EFA Global Monitoring Report
Many young people around the world — especially the disadvantaged — are leaving school without the skills they need to thrive in society and find decent jobs.
As well as thwarting young people’s hopes, these education failures are jeopardizing equitable economic growth and social cohesion, and preventing many countries from reaping the potential benefits of their growing youth populations.
The 2012 Education for All Global Monitoring Report will examine how skills development programmes can be improved to boost young people’s opportunities for decent jobs and better lives.
Developed by an independent team and published by UNESCO, the Education for All Global Monitoring Report is an authoritative reference that aims to inform, influence and sustain genuine commitment towards Education for All.
In April 2000 more than 1,100 participants from 164 countries gathered in Dakar, Senegal, for the World Education Forum.
The participants, ranging from teachers to prime ministers, academics to policymakers, non-governmental bodies to the heads of major international organizations, adopted the Dakar Framework for Action, Education for All: Meeting Our Collective Commitments and agreed upon six wide-ranging education goals to be met by 2015.
The Education for All Global Monitoring Report is the prime instrument to assess global progress towards achieving the six ’Dakar’ EFA goals. It tracks progress, identifies effective policy reforms and best practice in all areas relating to EFA, draws attention to emerging challenges and seeks to promote international cooperation in favour of education.
The publication is targeted at decision-makers at the national and international level, and more broadly, at all those engaged in promoting the right to quality education – teachers, civil society groups, NGOs, researchers and the international community.

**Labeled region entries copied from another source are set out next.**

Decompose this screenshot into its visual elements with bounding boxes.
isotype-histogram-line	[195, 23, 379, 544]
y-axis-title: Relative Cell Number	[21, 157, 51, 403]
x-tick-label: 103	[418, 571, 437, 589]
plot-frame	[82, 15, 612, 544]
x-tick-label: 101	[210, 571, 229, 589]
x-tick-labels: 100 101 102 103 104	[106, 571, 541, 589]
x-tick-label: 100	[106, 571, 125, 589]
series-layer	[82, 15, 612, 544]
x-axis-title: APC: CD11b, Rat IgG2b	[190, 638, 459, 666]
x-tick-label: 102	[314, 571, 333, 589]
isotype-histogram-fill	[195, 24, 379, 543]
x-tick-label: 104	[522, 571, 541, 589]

While the Report has an annual agenda for reporting progress on each of the six EFA goals, each edition also adopts a particular theme, chosen because of its central importance to the EFA process.
The Report is funded jointly by UNESCO and multilateral and bilateral agencies, and benefits from the expertise of an international Advisory Board. During annual meetings, the Board discusses the scope and contents of the Report underway and provides advice on its future development.
Each Report is developed over a 12 to 18-month period. It draws on scholarship and expertise from governments, NGOs, bilateral and multilateral agencies, UNESCO institutes and research institutions. Research papers commissioned for each Report are available on the website.
The Report is submitted to the Director-General of UNESCO on an annual basis and considered by the High-Level Group on Education for All, whose members include government ministers, representatives of donor organizations, UN agencies and non-governmental organizations. Its role, as stated in the Dakar Framework for Action (paragraph 19), is to sustain and accelerate the political momentum created at the World Education Forum and serve as a lever for resource mobilization.